To people who have read and admired Edmund de Waal's family-history document, The Hare with Amber Eyes, my recent blog post entitled Potter's heritage [display] probably appeared lopsided, since I spoke almost exclusively of Charles Ephrussi, the prominent Parisian dilettante. Meanwhile, I said nothing about his uncle Ignace von Ephrussi in Vienna, who built the vast banking headquarters on the Ringstrasse known as the Palais Ephrussi.
Nor did I mention Ignace's son Viktor, the head of the family on Kristallnacht—November 9–10, 1938—when Nazi thugs terminated forever the power and glory of the Ephrussi dynasty in Austria.
Charles had given his netsuke collection to his cousin Viktor as a wedding gift in 1899. Edmund de Waal's book reveals the amazing way in which these precious objects survived the aftermath of Kristallnacht.

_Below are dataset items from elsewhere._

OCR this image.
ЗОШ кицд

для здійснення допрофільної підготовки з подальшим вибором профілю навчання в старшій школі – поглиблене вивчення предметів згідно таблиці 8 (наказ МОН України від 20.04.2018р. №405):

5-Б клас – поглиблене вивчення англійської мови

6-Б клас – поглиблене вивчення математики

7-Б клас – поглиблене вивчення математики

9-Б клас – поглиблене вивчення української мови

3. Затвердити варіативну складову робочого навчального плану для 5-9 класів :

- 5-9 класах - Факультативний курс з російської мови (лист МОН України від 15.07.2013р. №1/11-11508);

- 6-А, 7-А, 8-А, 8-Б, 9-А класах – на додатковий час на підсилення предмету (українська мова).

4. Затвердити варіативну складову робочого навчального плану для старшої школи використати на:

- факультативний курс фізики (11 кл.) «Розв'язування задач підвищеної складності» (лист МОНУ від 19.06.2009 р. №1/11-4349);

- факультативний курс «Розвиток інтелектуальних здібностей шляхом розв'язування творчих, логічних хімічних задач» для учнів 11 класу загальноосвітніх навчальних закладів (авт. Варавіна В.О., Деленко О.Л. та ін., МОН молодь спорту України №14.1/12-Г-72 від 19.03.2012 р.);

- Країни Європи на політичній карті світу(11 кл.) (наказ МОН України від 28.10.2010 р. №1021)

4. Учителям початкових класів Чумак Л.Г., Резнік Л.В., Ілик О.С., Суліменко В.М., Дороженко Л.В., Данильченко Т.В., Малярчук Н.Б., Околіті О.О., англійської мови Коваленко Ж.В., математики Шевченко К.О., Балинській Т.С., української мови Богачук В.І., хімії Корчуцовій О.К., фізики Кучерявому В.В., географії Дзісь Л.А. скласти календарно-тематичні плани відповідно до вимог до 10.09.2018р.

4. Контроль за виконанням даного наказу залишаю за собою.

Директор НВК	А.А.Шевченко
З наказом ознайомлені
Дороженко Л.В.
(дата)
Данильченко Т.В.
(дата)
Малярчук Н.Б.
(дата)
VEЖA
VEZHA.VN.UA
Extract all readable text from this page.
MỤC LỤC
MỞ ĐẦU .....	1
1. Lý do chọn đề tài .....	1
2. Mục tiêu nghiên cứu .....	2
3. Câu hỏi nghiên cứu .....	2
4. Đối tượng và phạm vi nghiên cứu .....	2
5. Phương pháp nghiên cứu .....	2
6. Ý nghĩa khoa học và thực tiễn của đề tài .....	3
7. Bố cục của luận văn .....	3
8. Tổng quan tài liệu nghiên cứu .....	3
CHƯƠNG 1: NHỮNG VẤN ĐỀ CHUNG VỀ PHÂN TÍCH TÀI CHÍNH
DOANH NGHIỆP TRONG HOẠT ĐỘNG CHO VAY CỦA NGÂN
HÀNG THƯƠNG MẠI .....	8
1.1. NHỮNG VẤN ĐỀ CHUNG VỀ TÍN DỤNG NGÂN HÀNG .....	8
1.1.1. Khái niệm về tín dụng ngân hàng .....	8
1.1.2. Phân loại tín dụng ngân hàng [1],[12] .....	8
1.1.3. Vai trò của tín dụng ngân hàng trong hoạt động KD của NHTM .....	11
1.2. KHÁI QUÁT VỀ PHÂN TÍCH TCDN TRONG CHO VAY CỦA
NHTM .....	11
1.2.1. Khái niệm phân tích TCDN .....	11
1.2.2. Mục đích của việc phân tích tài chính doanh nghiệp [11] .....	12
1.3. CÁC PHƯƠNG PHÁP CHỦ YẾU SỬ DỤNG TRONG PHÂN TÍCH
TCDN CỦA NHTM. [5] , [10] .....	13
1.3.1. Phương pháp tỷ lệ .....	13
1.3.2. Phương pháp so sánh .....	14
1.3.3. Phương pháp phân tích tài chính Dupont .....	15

My short blog post was by no means an in-depth review of this splendid book. I merely wished to evoke in a few words the two personages who impressed me most: the Parisian Ephrussi who actually collected the netsuke, and the potter/author who is currently protecting them.
Among the other wealthy Viennese Jews who lost almost everything after Kristallnacht, I might mention the philosopher Ludwig Wittgenstein [see my previous post, entitled Dawkins gives Miss Anscombe a role], who happened to be a friend of the Ephrussis.
I was greatly interested by an earlier minor theme of The Hare with Amber Eyes. I'm referring to the five-year epistolary relationship that existed between the author's Viennese grandmother Elisabeth Ephrussi [1899-1991] and the Bohemian-Austrian poet Rainer Maria Rilke [1875-1926]. Elisabeth was almost a contemporary of another of Rilke's young Jewish female friends of a literary disposition, Claire Goll [1890-1977], whom I was privileged to meet in Paris not long before her death.